There is no question, you will leave a legacy of some sort, whether it be the kind of legacy that ends up on a tombstone telling people that you were second fastest on the draw or whether you have prime ministers extol your virtues or whether you serve humbly and quietly without fanfare and in the end fulfill every desire that God has placed in you, you will leave a legacy.    So when you leave here – today, a year from now, ten years from now – go get it done!

Lead where you stand, serve whom you meet, reach out to those in need, think, feel, give, receive, be courageous, have convictions, define your life sentence, be blessed and get up every morning and determine to live your legacy and raise your one voice and share the passions of your heart, your heartsong.

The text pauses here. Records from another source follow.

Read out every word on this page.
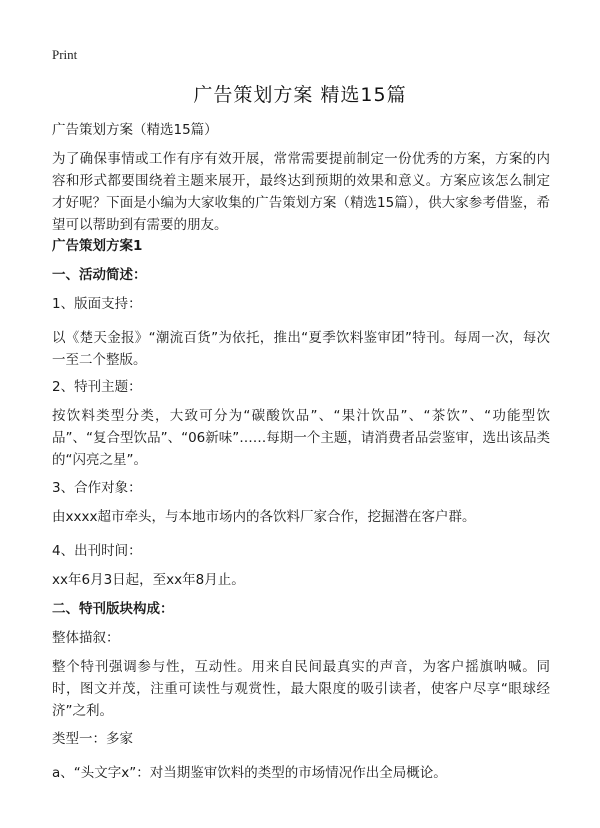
Print
广告策划方案 精选15篇
广告策划方案（精选15篇）
为了确保事情或工作有序有效开展，常常需要提前制定一份优秀的方案，方案的内容和形式都要围绕着主题来展开，最终达到预期的效果和意义。方案应该怎么制定才好呢？下面是小编为大家收集的广告策划方案（精选15篇），供大家参考借鉴，希望可以帮助到有需要的朋友。
广告策划方案1
一、活动简述：
1、版面支持：
以《楚天金报》“潮流百货”为依托，推出“夏季饮料鉴审团”特刊。每周一次，每次一至二个整版。
2、特刊主题：
按饮料类型分类，大致可分为“碳酸饮品”、“果汁饮品”、“茶饮”、“功能型饮品”、“复合型饮品”、“06新味”……每期一个主题，请消费者品尝鉴审，选出该品类的“闪亮之星”。
3、合作对象：
由xxxx超市牵头，与本地市场内的各饮料厂家合作，挖掘潜在客户群。
4、出刊时间：
xx年6月3日起，至xx年8月止。
二、特刊版块构成：
整体描叙：
整个特刊强调参与性，互动性。用来自民间最真实的声音，为客户摇旗呐喊。同时，图文并茂，注重可读性与观赏性，最大限度的吸引读者，使客户尽享“眼球经济”之利。
类型一：多家
a、“头文字x”：对当期鉴审饮料的类型的市场情况作出全局概论。
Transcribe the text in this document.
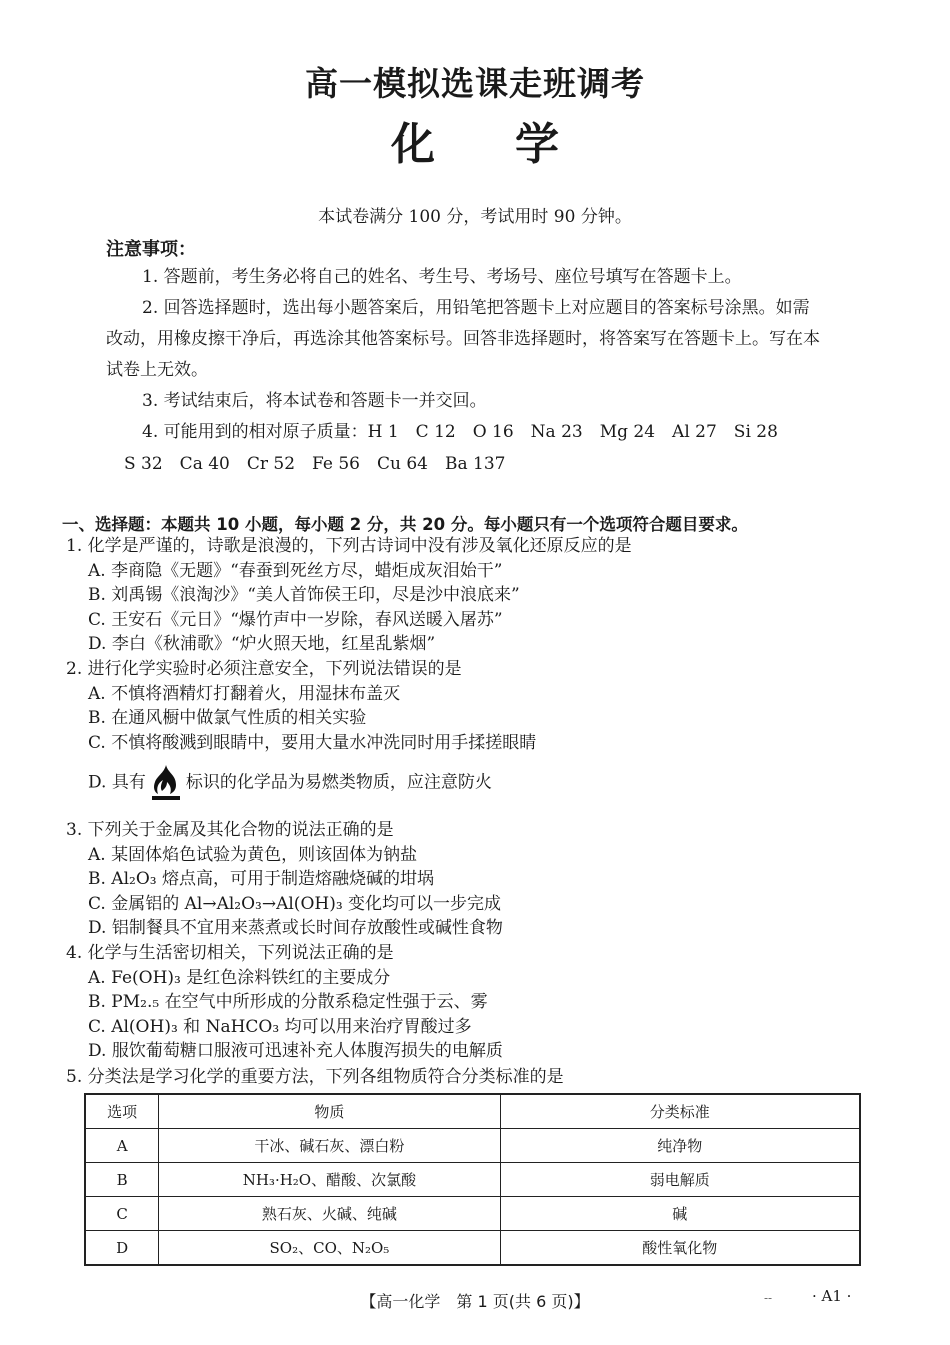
高一模拟选课走班调考
化学
本试卷满分 100 分，考试用时 90 分钟。
注意事项：

1. 答题前，考生务必将自己的姓名、考生号、考场号、座位号填写在答题卡上。

2. 回答选择题时，选出每小题答案后，用铅笔把答题卡上对应题目的答案标号涂黑。如需改动，用橡皮擦干净后，再选涂其他答案标号。回答非选择题时，将答案写在答题卡上。写在本试卷上无效。

3. 考试结束后，将本试卷和答题卡一并交回。

4. 可能用到的相对原子质量：H 1　C 12　O 16　Na 23　Mg 24　Al 27　Si 28

S 32　Ca 40　Cr 52　Fe 56　Cu 64　Ba 137
一、选择题：本题共 10 小题，每小题 2 分，共 20 分。每小题只有一个选项符合题目要求。

1. 化学是严谨的，诗歌是浪漫的，下列古诗词中没有涉及氧化还原反应的是

A. 李商隐《无题》“春蚕到死丝方尽，蜡炬成灰泪始干”

B. 刘禹锡《浪淘沙》“美人首饰侯王印，尽是沙中浪底来”

C. 王安石《元日》“爆竹声中一岁除，春风送暖入屠苏”

D. 李白《秋浦歌》“炉火照天地，红星乱紫烟”

2. 进行化学实验时必须注意安全，下列说法错误的是

A. 不慎将酒精灯打翻着火，用湿抹布盖灭

B. 在通风橱中做氯气性质的相关实验

C. 不慎将酸溅到眼睛中，要用大量水冲洗同时用手揉搓眼睛

D. 具有 标识的化学品为易燃类物质，应注意防火

3. 下列关于金属及其化合物的说法正确的是

A. 某固体焰色试验为黄色，则该固体为钠盐

B. Al₂O₃ 熔点高，可用于制造熔融烧碱的坩埚

C. 金属铝的 Al→Al₂O₃→Al(OH)₃ 变化均可以一步完成

D. 铝制餐具不宜用来蒸煮或长时间存放酸性或碱性食物

4. 化学与生活密切相关，下列说法正确的是

A. Fe(OH)₃ 是红色涂料铁红的主要成分

B. PM₂.₅ 在空气中所形成的分散系稳定性强于云、雾

C. Al(OH)₃ 和 NaHCO₃ 均可以用来治疗胃酸过多

D. 服饮葡萄糖口服液可迅速补充人体腹泻损失的电解质

5. 分类法是学习化学的重要方法，下列各组物质符合分类标准的是

选项	物质	分类标准
A	干冰、碱石灰、漂白粉	纯净物
B	NH₃·H₂O、醋酸、次氯酸	弱电解质
C	熟石灰、火碱、纯碱	碱
D	SO₂、CO、N₂O₅	酸性氧化物
【高一化学　第 1 页(共 6 页)】	--	· A1 ·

We don’t necessarily all share the same faith in this room, and we come to living our lives and legacy from different directions – and I respect that.  So let me just gently say that from my belief, I believe in each one of you, I believe that God has equipped each of you.  A devotion I read recently finished up by saying “It’s time to get in agreement with God. He says you are well able. He says you are equipped. He says you are qualified. He says you are anointed, called and appointed to fulfill every dream and desire he placed within you!”

And in that reality, your legacy will change the world.

Thank you for letting me share this time with you today.

1 reply
  1. Cathy Hallam
    Cathy Hallam says:

    Amen, and thank you, Shelley Morris. I am so proud to be a part of the Cridge Centre for the Family.